The publication of some of our research into plastics pollution in Science (2004, vol. 304, p. 838) met with world-wide interest including an interview given in December 2006 by our MBERG ecologist colleague Dr Richard Thompson to the BBC Ten O'Clock News and Costing the Earth (8 December 2006) on BBC Radio 4.
The PEGG members were delighted to be awarded over a million pounds of research grant funding between September 2006 and January 2007. These comprised three awards totalling £680,000 from the UK Natural Environment Research Council (NERC) to Professors Simon Belt and Steve Rowland and Drs Guillaume Massé and Mark Fitzsimons and not to be outdone, Dr Anthony Lewis and Professor Steve Rowland were also awarded £300,000 from the UK Foreign & Commonwealth Office and over a further £100,000 from industry and the UK government Knowledge Transfer Partnership.
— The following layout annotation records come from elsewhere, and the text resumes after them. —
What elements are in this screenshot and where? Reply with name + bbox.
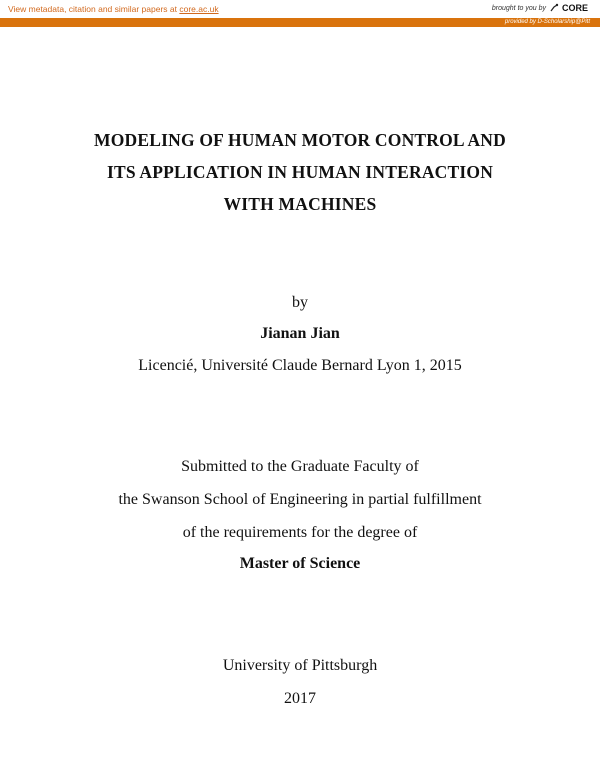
degree-name: Master of Science: [239, 555, 361, 572]
thesis-title: [0, 124, 600, 220]
title-line-1: MODELING OF HUMAN MOTOR CONTROL AND: [94, 130, 506, 150]
core-provider-strip: [0, 18, 600, 27]
core-banner-top: [0, 0, 600, 18]
brought-to-you-text: brought to you by: [491, 4, 546, 12]
submission-line-1: Submitted to the Graduate Faculty of: [181, 458, 419, 475]
core-brand[interactable]: [492, 3, 588, 13]
provided-by-text[interactable]: provided by D-Scholarship@Pitt: [504, 19, 590, 25]
core-logo-text: CORE: [561, 3, 588, 13]
title-line-3: WITH MACHINES: [223, 194, 377, 214]
author-name: Jianan Jian: [260, 325, 340, 342]
core-link-text: View metadata, citation and similar papers at: [8, 4, 180, 14]
submission-line-3: of the requirements for the degree of: [182, 524, 418, 541]
core-logo-icon: [549, 3, 559, 13]
title-line-2: ITS APPLICATION IN HUMAN INTERACTION: [106, 162, 494, 182]
core-link-url[interactable]: core.ac.uk: [179, 4, 219, 14]
prior-degree: Licencié, Université Claude Bernard Lyon 1, 2015: [138, 357, 462, 374]
by-label: by: [292, 294, 308, 311]
university-name: University of Pittsburgh: [222, 657, 378, 674]
core-metadata-link[interactable]: [8, 4, 219, 14]
year: 2017: [284, 690, 316, 707]
submission-line-2: the Swanson School of Engineering in partial fulfillment: [118, 491, 482, 508]
core-banner: [0, 0, 600, 28]
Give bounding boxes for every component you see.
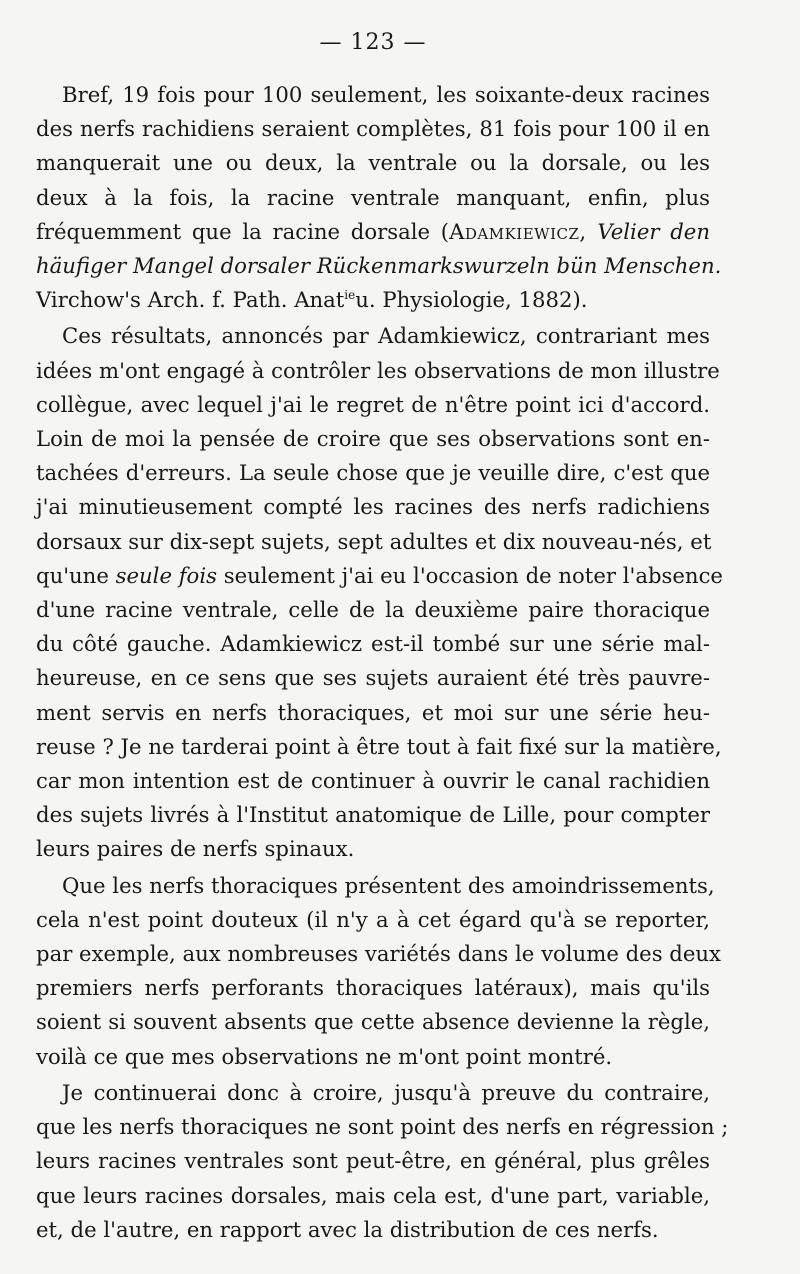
emphasis: seule fois [115,562,217,588]
text-line: Ces résultats, annoncés par Adamkiewicz, contrariant mes [62,323,710,349]
paragraph-2 [36,319,723,866]
text-segment: u. Physiologie, 1882). [355,287,588,313]
text-segment: fréquemment que la racine dorsale ( [36,218,450,244]
text-line: j'ai minutieusement compté les racines des nerfs radichiens [36,494,710,520]
text-line [36,283,710,317]
text-line-with-emphasis [36,559,723,593]
text-line: leurs paires de nerfs spinaux. [36,836,355,862]
superscript: ie [344,288,356,303]
text-line: heureuse, en ce sens que ses sujets auraient été très pauvre- [36,665,710,691]
text-line: cela n'est point douteux (il n'y a à cet égard qu'à se reporter, [36,906,710,932]
text-line: soient si souvent absents que cette absence devienne la règle, [36,1009,710,1035]
text-line-italic [36,249,722,283]
text-line: deux à la fois, la racine ventrale manquant, enfin, plus [36,184,710,210]
text-line: des nerfs rachidiens seraient complètes, 81 fois pour 100 il en [36,116,710,142]
text-line: leurs racines ventrales sont peut-être, en général, plus grêles [36,1148,710,1174]
citation-title: Velier den [597,218,710,244]
text-line: dorsaux sur dix-sept sujets, sept adultes et dix nouveau-nés, et [36,528,712,554]
citation-title-continued: häufiger Mangel dorsaler Rückenmarkswurzeln bün Menschen. [36,253,722,279]
citation-author: Adamkiewicz, [449,218,587,244]
text-line: manquerait une ou deux, la ventrale ou la dorsale, ou les [36,150,710,176]
text-line: premiers nerfs perforants thoraciques latéraux), mais qu'ils [36,975,710,1001]
paragraph-4 [36,1076,729,1247]
paragraph-1 [36,78,722,317]
text-line: voilà ce que mes observations ne m'ont point montré. [36,1043,613,1069]
text-line: tachées d'erreurs. La seule chose que je veuille dire, c'est que [36,460,710,486]
text-line: d'une racine ventrale, celle de la deuxième paire thoracique [36,597,710,623]
text-line: idées m'ont engagé à contrôler les observations de mon illustre [36,357,720,383]
text-line: du côté gauche. Adamkiewicz est-il tombé sur une série mal- [36,631,710,657]
text-line: Je continuerai donc à croire, jusqu'à preuve du contraire, [62,1079,710,1105]
text-line: reuse ? Je ne tarderai point à être tout à fait fixé sur la matière, [36,733,722,759]
paragraph-3 [36,869,721,1074]
text-line: car mon intention est de continuer à ouvrir le canal rachidien [36,768,710,794]
text-line: que les nerfs thoraciques ne sont point des nerfs en régression ; [36,1114,729,1140]
page-number: — 123 — [319,30,427,55]
text-line: collègue, avec lequel j'ai le regret de n'être point ici d'accord. [36,391,710,417]
text-segment: seulement j'ai eu l'occasion de noter l'absence [216,562,723,588]
text-line: et, de l'autre, en rapport avec la distribution de ces nerfs. [36,1216,659,1242]
text-line: Loin de moi la pensée de croire que ses observations sont en- [36,426,710,452]
text-segment: qu'une [36,562,116,588]
text-line: Bref, 19 fois pour 100 seulement, les soixante-deux racines [62,82,710,107]
text-segment: Virchow's Arch. f. Path. Anat [36,287,345,313]
text-line: des sujets livrés à l'Institut anatomique de Lille, pour compter [36,802,710,828]
text-line: par exemple, aux nombreuses variétés dans le volume des deux [36,941,721,967]
text-line: que leurs racines dorsales, mais cela est, d'une part, variable, [36,1182,710,1208]
text-line-with-citation [36,215,710,249]
text-line: ment servis en nerfs thoraciques, et moi sur une série heu- [36,699,710,725]
text-line: Que les nerfs thoraciques présentent des amoindrissements, [62,872,715,898]
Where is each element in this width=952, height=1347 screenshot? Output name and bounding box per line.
Simon Belt winner of the Royal Society of Chemistry Higher Education Prize for 2003 gave his inaugural Professorial lecture to a full Stonehouse lecture theatre on 15th March 2006 entitled "Chemical Conundrums and Climate Change: From Margarine to Margaritas". Introduced by the Dean of Science, Professor Roddy Williamson, the lecture attracted half a dozen polar bears and starred an imitation of Catherine Tate's stroppy teenager character in full-on "am I bovvered" mode!
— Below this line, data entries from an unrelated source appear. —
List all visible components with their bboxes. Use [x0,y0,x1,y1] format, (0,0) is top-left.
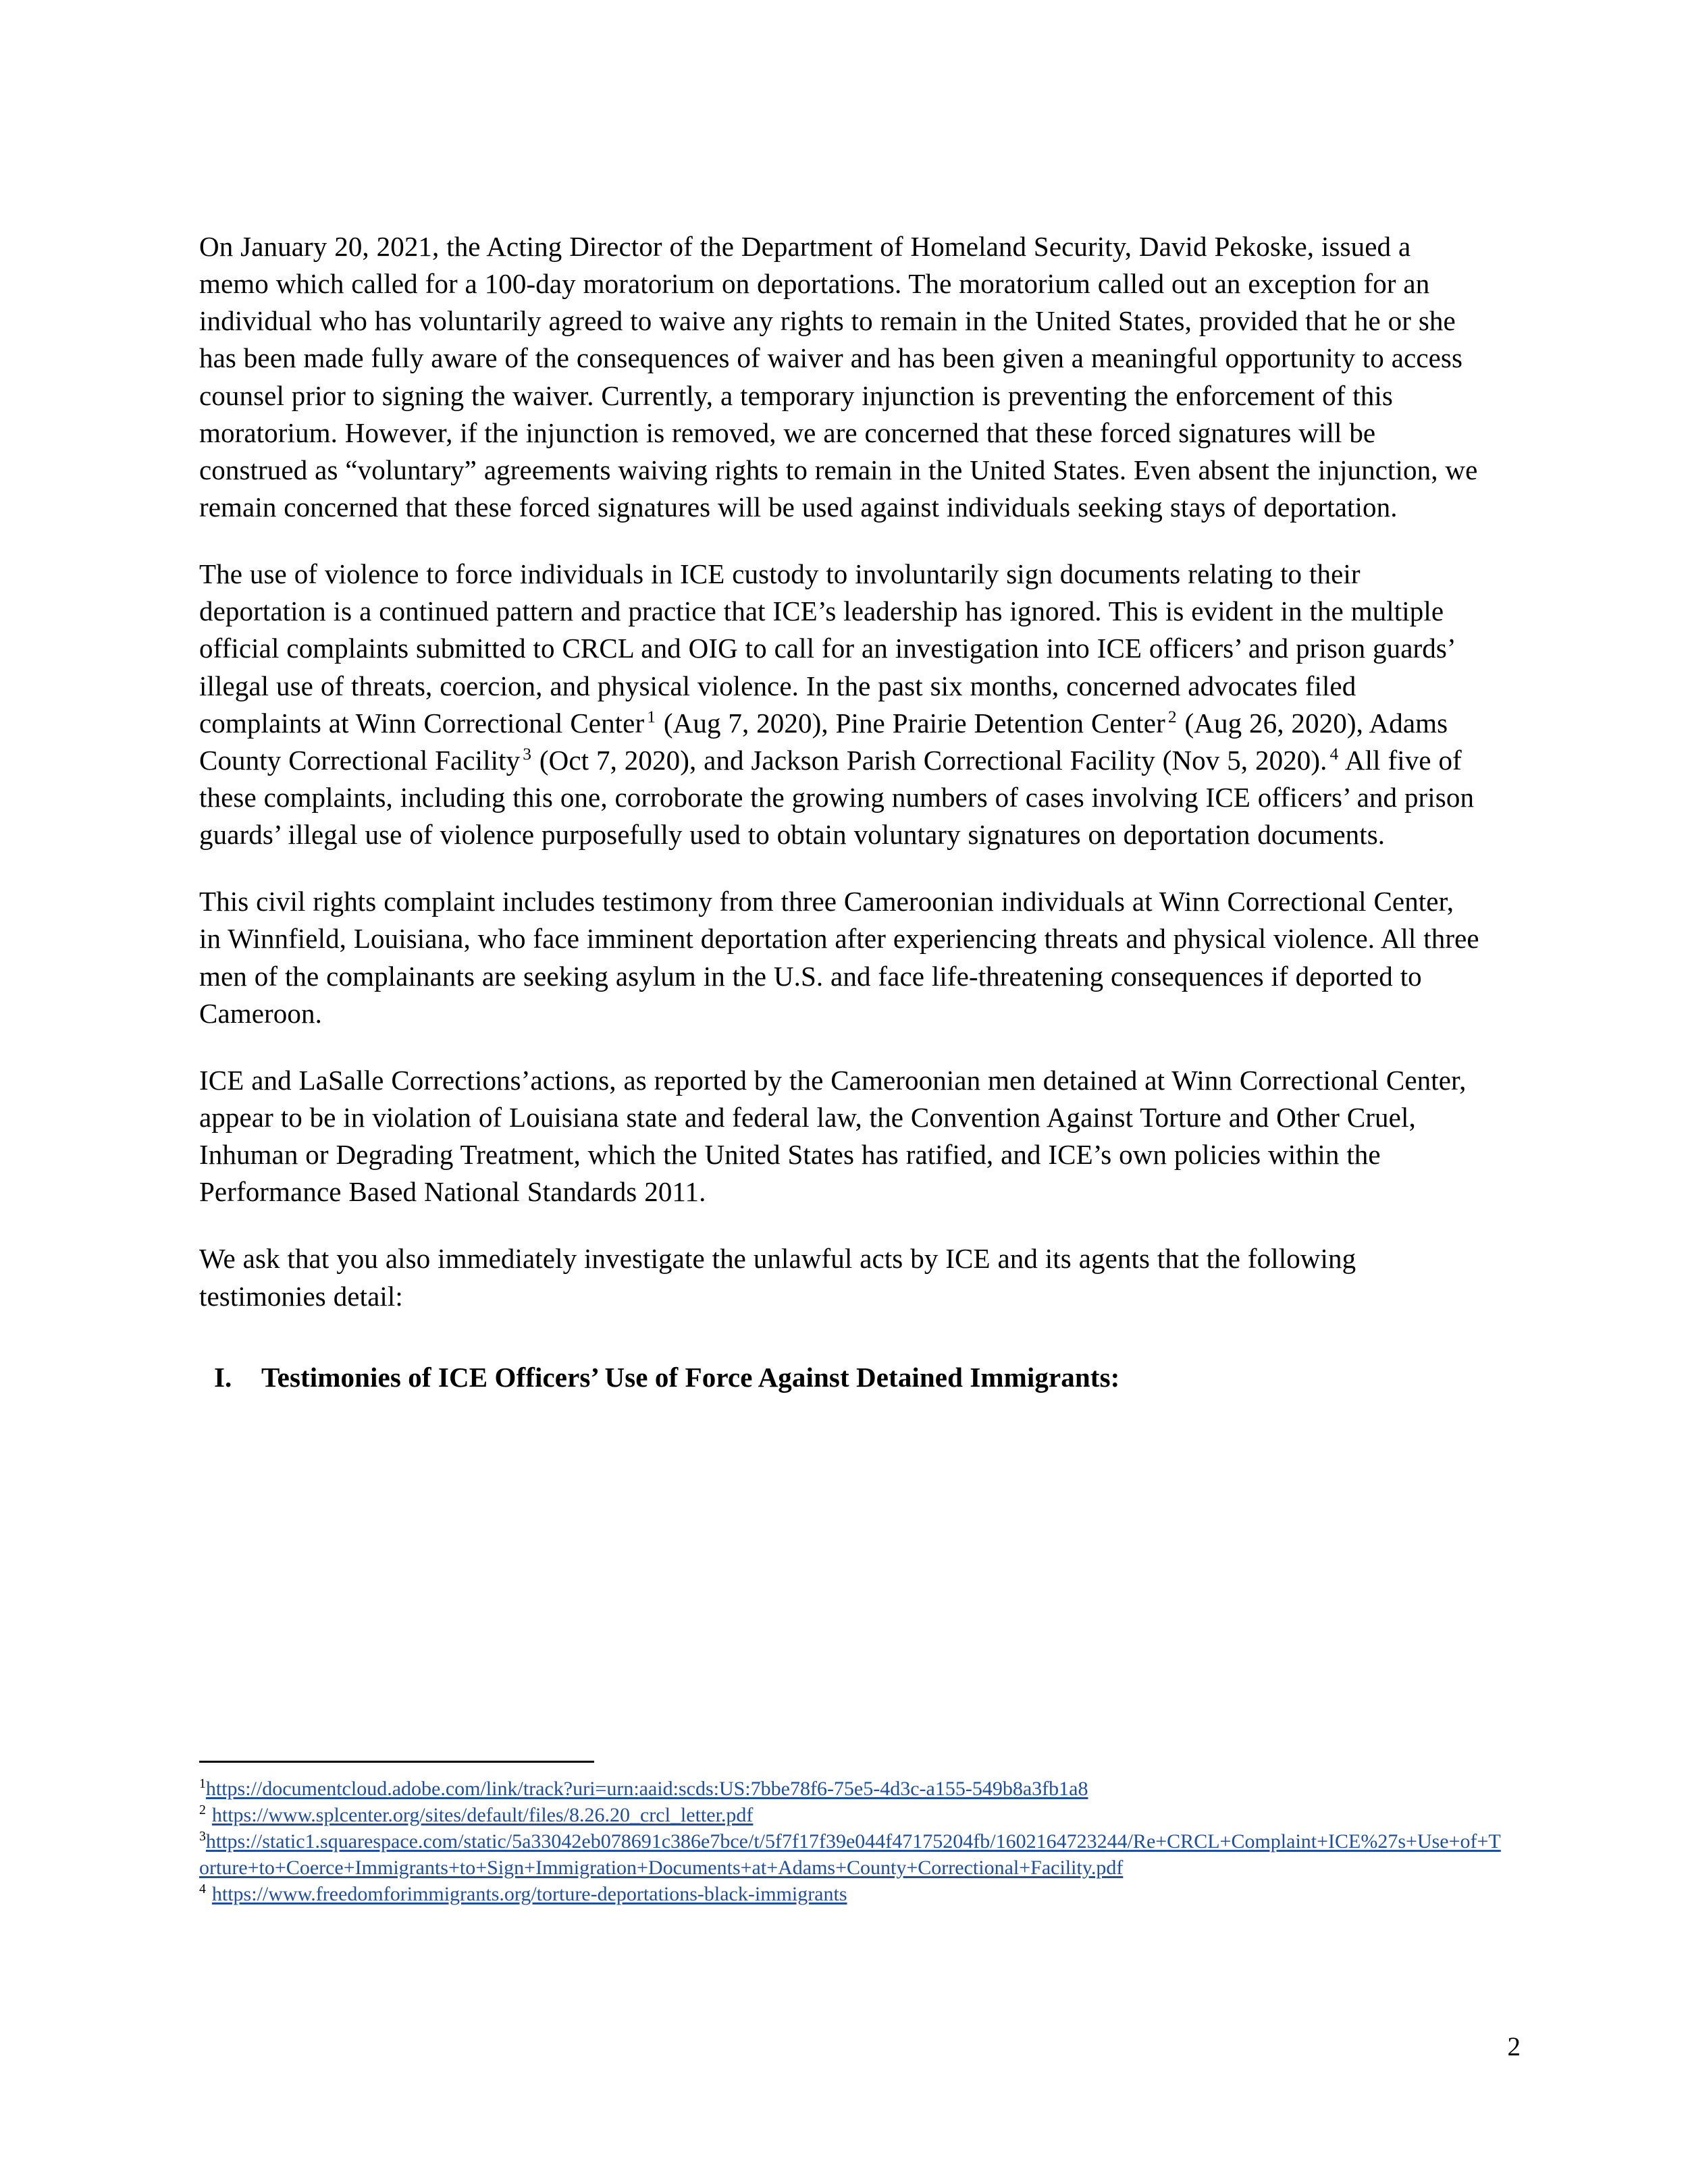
paragraph-2-segment: All five of these complaints, including this one, corroborate the growing numbers of cases involving ICE officers’ and prison guards’ illegal use of violence purposefully used to obtain voluntary signatures on deportation documents. [199,744,1475,851]
paragraph-2-segment: (Oct 7, 2020), and Jackson Parish Correctional Facility (Nov 5, 2020). [532,744,1327,776]
paragraph-2-segment: (Aug 7, 2020), Pine Prairie Detention Center [656,707,1165,739]
paragraph-2 [199,556,1482,853]
footnote-4-link[interactable]: https://www.freedomforimmigrants.org/torture-deportations-black-immigrants [211,1883,847,1905]
paragraph-3: This civil rights complaint includes testimony from three Cameroonian individuals at Winn Correctional Center, in Winnfield, Louisiana, who face imminent deportation after experiencing threats and physical violence. All three men of the complainants are seeking asylum in the U.S. and face life-threatening consequences if deported to Cameroon. [199,886,1479,1029]
footnote-area [199,1761,1502,1907]
section-heading [199,1361,1482,1393]
footnote-2-link[interactable]: https://www.splcenter.org/sites/default/files/8.26.20_crcl_letter.pdf [211,1804,754,1826]
footnote-ref-4[interactable]: 4 [1329,745,1339,764]
footnote-2-marker: 2 [199,1803,206,1817]
footnote-1 [199,1776,1502,1802]
footnote-3-marker: 3 [199,1829,206,1844]
paragraph-5: We ask that you also immediately investigate the unlawful acts by ICE and its agents that the following testimonies detail: [199,1243,1356,1312]
footnote-separator-rule [199,1761,594,1763]
paragraph-2-segment: The use of violence to force individuals in ICE custody to involuntarily sign documents relating to their deportation is a continued pattern and practice that ICE’s leadership has ignored. This is evident in the multiple official complaints submitted to CRCL and OIG to call for an investigation into ICE officers’ and prison guards’ illegal use of threats, coercion, and physical violence. In the past six months, concerned advocates filed complaints at Winn Correctional Center [199,558,1454,739]
footnote-4-marker: 4 [199,1882,206,1896]
paragraph-2-segment: (Aug 26, 2020), Adams County Correctional Facility [199,707,1448,776]
footnote-1-link[interactable]: https://documentcloud.adobe.com/link/track?uri=urn:aaid:scds:US:7bbe78f6-75e5-4d3c-a155-549b8a3fb1a8 [205,1778,1088,1800]
footnote-ref-3[interactable]: 3 [523,745,532,764]
section-heading-text: Testimonies of ICE Officers’ Use of Force Against Detained Immigrants: [261,1361,1120,1393]
paragraph-4: ICE and LaSalle Corrections’actions, as reported by the Cameroonian men detained at Winn Correctional Center, appear to be in violation of Louisiana state and federal law, the Convention Against Torture and Other Cruel, Inhuman or Degrading Treatment, which the United States has ratified, and ICE’s own policies within the Performance Based National Standards 2011. [199,1064,1467,1208]
footnote-3 [199,1828,1502,1881]
section-heading-numeral: I. [214,1361,232,1393]
document-body [199,228,1482,1393]
page-number: 2 [1507,2032,1521,2061]
footnote-ref-1[interactable]: 1 [647,708,656,727]
footnote-4 [199,1881,1502,1907]
footnote-2 [199,1802,1502,1828]
footnote-1-marker: 1 [199,1776,206,1791]
footnote-3-link[interactable]: https://static1.squarespace.com/static/5a33042eb078691c386e7bce/t/5f7f17f39e044f47175204fb/1602164723244/Re+CRCL+Complaint+ICE%27s+Use+of+Torture+to+Coerce+Immigrants+to+Sign+Immigration+Documents+at+Adams+County+Correctional+Facility.pdf [199,1830,1501,1879]
paragraph-1: On January 20, 2021, the Acting Director of the Department of Homeland Security, David Pekoske, issued a memo which called for a 100-day moratorium on deportations. The moratorium called out an exception for an individual who has voluntarily agreed to waive any rights to remain in the United States, provided that he or she has been made fully aware of the consequences of waiver and has been given a meaningful opportunity to access counsel prior to signing the waiver. Currently, a temporary injunction is preventing the enforcement of this moratorium. However, if the injunction is removed, we are concerned that these forced signatures will be construed as “voluntary” agreements waiving rights to remain in the United States. Even absent the injunction, we remain concerned that these forced signatures will be used against individuals seeking stays of deportation. [199,231,1478,523]
footnote-ref-2[interactable]: 2 [1167,708,1177,727]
PEGG were delighted to occupy their newly re-furbished £1M laboratories recently – especially when polar explorer, Pen Hadow (pictured right) kindly agreed to open the labs. The new labs, which include the latest facilities for conducting experiments on climate change at minus ten degrees Celsius, were described by Pen as “outstanding”. Pen talked about his fears for the consequences of global warming which he observed for himself at the North Pole, where sightings of mother polar bears and cubs were clear indications of the increasing extent of ice-free water at the pole. He met and talked with diatom specialist, Dr Guillaume Massé (pictured left) about Guillaume's plans for using sea-ice algae as indicators of past climate change. Guillaume recently also returned from the Arctic, along with Professor Simon Belt. The two PEGG scientists conducted sampling studies of polar sea-ice with Dr Michel Poulin of the Canadian Museum of Nature and other members of the Canadian ArcticNet consortium.
PEGG research on oil pollution was featured in an article by Nicola Jones in New Scientist magazine ("Spills' Lethal Legacy Lives On"; 5th April 2003) and also on BBC Radio 4 Costing the Earth on 17th April 2003, when Steve Rowland and Emma Smith were interviewed about their research into oil pollution by presenter Tom Feilden.